Samuel Beckett se revela poeta em livro inédito, completo e cuidadoso

“A poesia de Samuel Beckett é um desafio”, afirma Marcos Siscar, poeta e professor da Unicamp, ao apresentar o volume dos poemas completos do autor irlandês, que traduziu em parceria com a pesquisadora Gabriela Vescovi.

A frase, que poderia ser banal caso se referisse apenas ao esforço de tradução, funciona, na verdade, como uma efetiva porta de entrada para o leitor, que se sentirá desafiado de muitas maneiras pela leitura dos textos.

Primeiro, há o lugar ocupado pela poesia no conjunto da produção do autor. Beckett, um dos mais importantes escritores do século 20 e agraciado com o Nobel em 1969, é pouco conhecido como poeta. Tornou-se influente sobretudo por seu teatro do absurdo, como ficaram conhecidas peças como “Esperando Godot”, talvez a sua principal obra, e romances como “Molloy” e “Malone Morre”.

No entanto, escreveu versos ao longo de toda a vida. Publicou seu primeiro poema aos 24 anos e editou alguns conjuntos, mas jamais organizou uma edição mais completa. Não há, assim, uma reunião que possa ser chamada definitiva. Na falta desta, a edição brasileira segue, entre outras opções disponíveis, um volume publicado pela Grove Press em 2012.

A situação editorial faz pensar no valor que o próprio escritor atribuía aos seus versos. Não fosse Beckett a voz por excelência da ideia de que nada na experiência moderna tem valor, seria possível ler na primeira estrofe de um poema como “Cascando” não um recurso retórico, mas um efetivo autoexame: “Por que não meramente desesperar da/ ocasião de verter/ palavras// não é melhor abortar que ser estéril?”.

Nesse contexto, o tradutor defende que a escrita em versos “tem interesse próprio como parte da obra e como modalidade da escrita beckettiana”, tendo “consistência como recorte criativo” e condensando “referências, temas e dispositivos de estilo” que formam a visão da história e da literatura que reconhecemos como a de Beckett.

E, de fato, há um desenvolvimento próprio que a organização do livro procura evidenciar por meio da ordenação cronológica dos conjuntos.
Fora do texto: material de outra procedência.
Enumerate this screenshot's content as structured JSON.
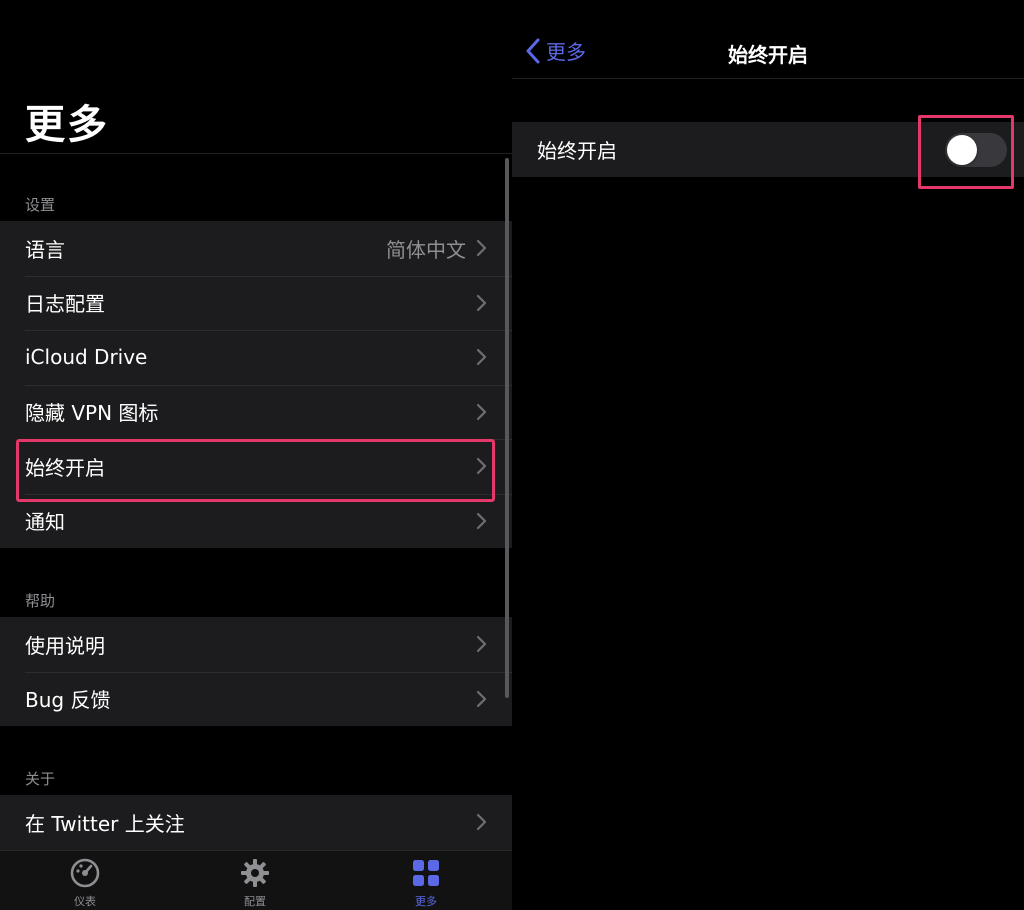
{
  "left": {
    "title": "更多",
    "sections": [
      {
        "header": "设置",
        "rows": [
          {
            "label": "语言",
            "value": "简体中文"
          },
          {
            "label": "日志配置"
          },
          {
            "label": "iCloud Drive"
          },
          {
            "label": "隐藏 VPN 图标"
          },
          {
            "label": "始终开启"
          },
          {
            "label": "通知"
          }
        ]
      },
      {
        "header": "帮助",
        "rows": [
          {
            "label": "使用说明"
          },
          {
            "label": "Bug 反馈"
          }
        ]
      },
      {
        "header": "关于",
        "rows": [
          {
            "label": "在 Twitter 上关注"
          }
        ]
      }
    ]
  },
  "tabbar": {
    "tabs": [
      {
        "label": "仪表",
        "icon": "dashboard-icon",
        "active": false
      },
      {
        "label": "配置",
        "icon": "gear-icon",
        "active": false
      },
      {
        "label": "更多",
        "icon": "grid-icon",
        "active": true
      }
    ]
  },
  "right": {
    "back_label": "更多",
    "nav_title": "始终开启",
    "row_label": "始终开启",
    "toggle_on": false
  },
  "colors": {
    "accent": "#5b69e6",
    "highlight": "#e4386a",
    "cell_bg": "#1c1c1e",
    "secondary_text": "#8e8e93"
  }
}
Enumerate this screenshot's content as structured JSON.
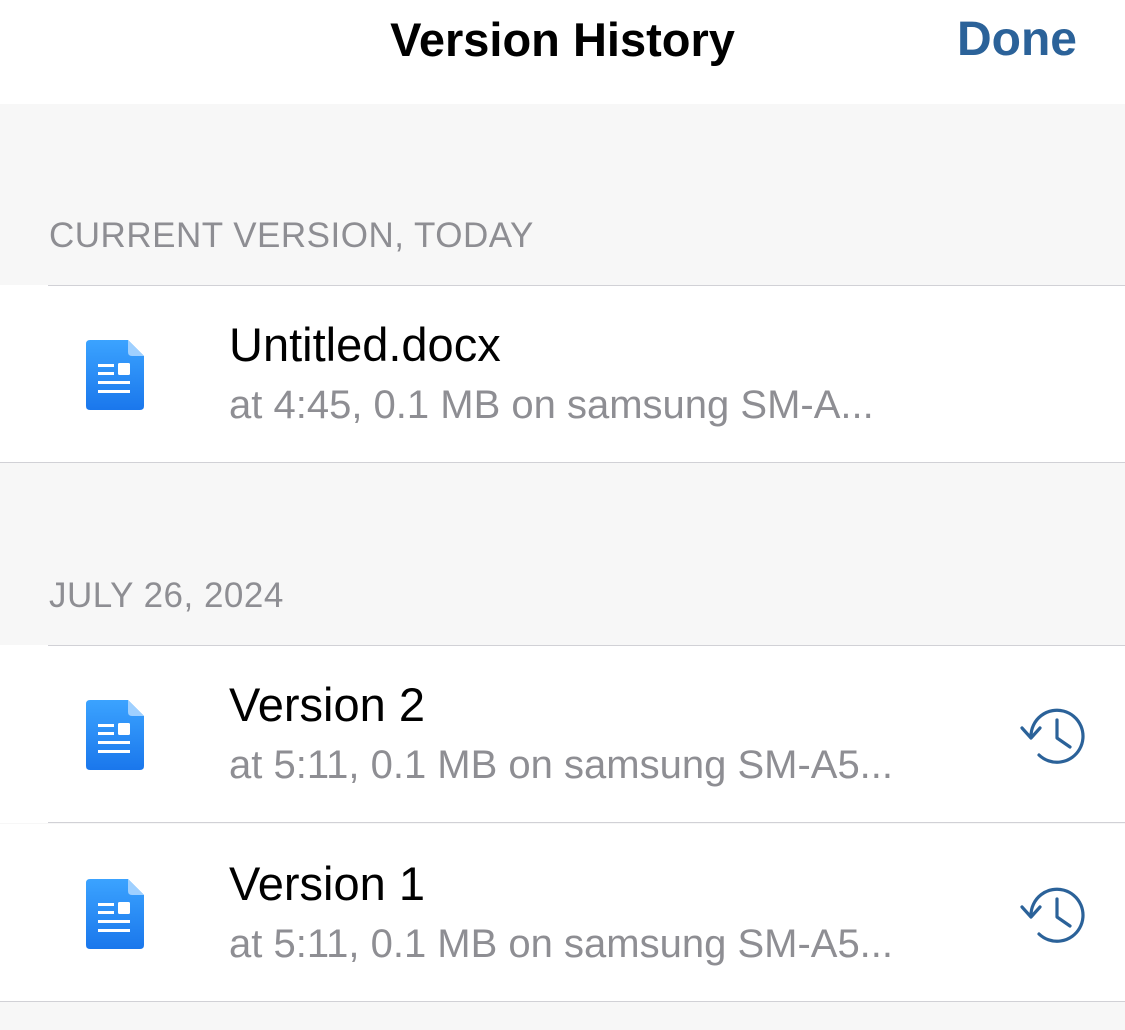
{
  "nav": {
    "title": "Version History",
    "done_label": "Done"
  },
  "sections": [
    {
      "header": "CURRENT VERSION, TODAY",
      "items": [
        {
          "title": "Untitled.docx",
          "subtitle": "at 4:45, 0.1 MB on samsung SM-A...",
          "icon": "document-icon",
          "restorable": false
        }
      ]
    },
    {
      "header": "JULY 26, 2024",
      "items": [
        {
          "title": "Version 2",
          "subtitle": "at 5:11, 0.1 MB on samsung SM-A5...",
          "icon": "document-icon",
          "restorable": true
        },
        {
          "title": "Version 1",
          "subtitle": "at 5:11, 0.1 MB on samsung SM-A5...",
          "icon": "document-icon",
          "restorable": true
        }
      ]
    }
  ],
  "colors": {
    "accent": "#2b6299",
    "doc_icon_top": "#3aa0ff",
    "doc_icon_bottom": "#1a73e8",
    "secondary_text": "#8e8e93",
    "grouped_background": "#f7f7f7"
  }
}
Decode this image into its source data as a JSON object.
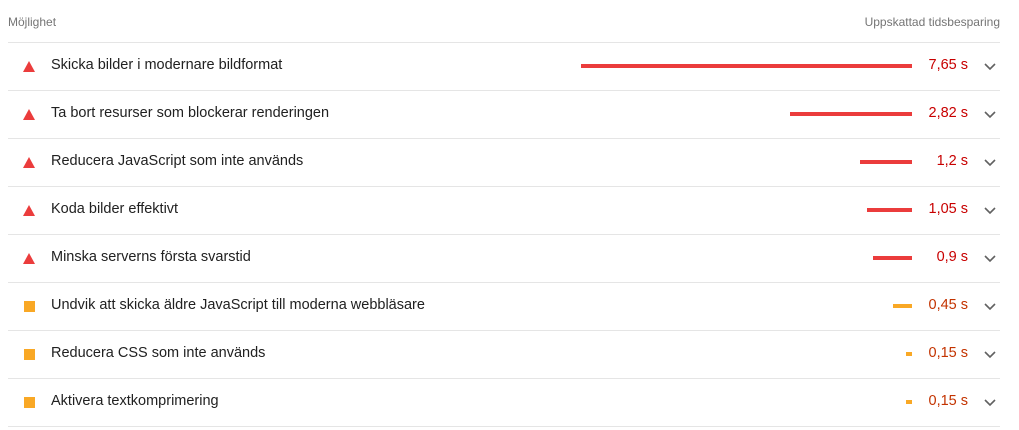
{
  "header": {
    "left_label": "Möjlighet",
    "right_label": "Uppskattad tidsbesparing"
  },
  "colors": {
    "fail": "#eb3c3c",
    "fail_text": "#c80000",
    "average": "#f9a825",
    "average_text": "#c33300"
  },
  "max_savings_seconds": 7.65,
  "opportunities": [
    {
      "title": "Skicka bilder i modernare bildformat",
      "savings": "7,65 s",
      "savings_seconds": 7.65,
      "status": "fail",
      "icon": "warning-triangle-icon"
    },
    {
      "title": "Ta bort resurser som blockerar renderingen",
      "savings": "2,82 s",
      "savings_seconds": 2.82,
      "status": "fail",
      "icon": "warning-triangle-icon"
    },
    {
      "title": "Reducera JavaScript som inte används",
      "savings": "1,2 s",
      "savings_seconds": 1.2,
      "status": "fail",
      "icon": "warning-triangle-icon"
    },
    {
      "title": "Koda bilder effektivt",
      "savings": "1,05 s",
      "savings_seconds": 1.05,
      "status": "fail",
      "icon": "warning-triangle-icon"
    },
    {
      "title": "Minska serverns första svarstid",
      "savings": "0,9 s",
      "savings_seconds": 0.9,
      "status": "fail",
      "icon": "warning-triangle-icon"
    },
    {
      "title": "Undvik att skicka äldre JavaScript till moderna webbläsare",
      "savings": "0,45 s",
      "savings_seconds": 0.45,
      "status": "average",
      "icon": "warning-square-icon"
    },
    {
      "title": "Reducera CSS som inte används",
      "savings": "0,15 s",
      "savings_seconds": 0.15,
      "status": "average",
      "icon": "warning-square-icon"
    },
    {
      "title": "Aktivera textkomprimering",
      "savings": "0,15 s",
      "savings_seconds": 0.15,
      "status": "average",
      "icon": "warning-square-icon"
    }
  ]
}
Separados em pré-guerra e pós-guerra, os poemas são inicialmente herméticos, valendo-se de uma torrente de referências eruditas para figurar experiências predominantemente pessoais.

É o caso das diferentes composições que, em “Ossos de Eco e Outros Precipitados”, retratam caminhadas por Dublin, no país natal de Beckett, e Paris, onde passou a viver a partir de 1936. Embora recortem elementos das cidades, apontando para a experiência coletiva, as sequências intituladas “Enueg”, “Sânie” e “Serena”, por exemplo, desenvolvem-se em torno de impressões subjetivas.

Já composições tardias abrem-se para dimensões mais amplas mesmo quando o tema diz respeito ao indivíduo. “Rondel”, por exemplo, cujo título remete a um tipo de composição medieval que o leitor brasileiro talvez reconheça como “rondó”, é um poema sobre a solidão. Em uma estrofe única de 13 versos, extrai o máximo de uma quantidade mínima de elementos, que se repetem e ampliam o significado inicial.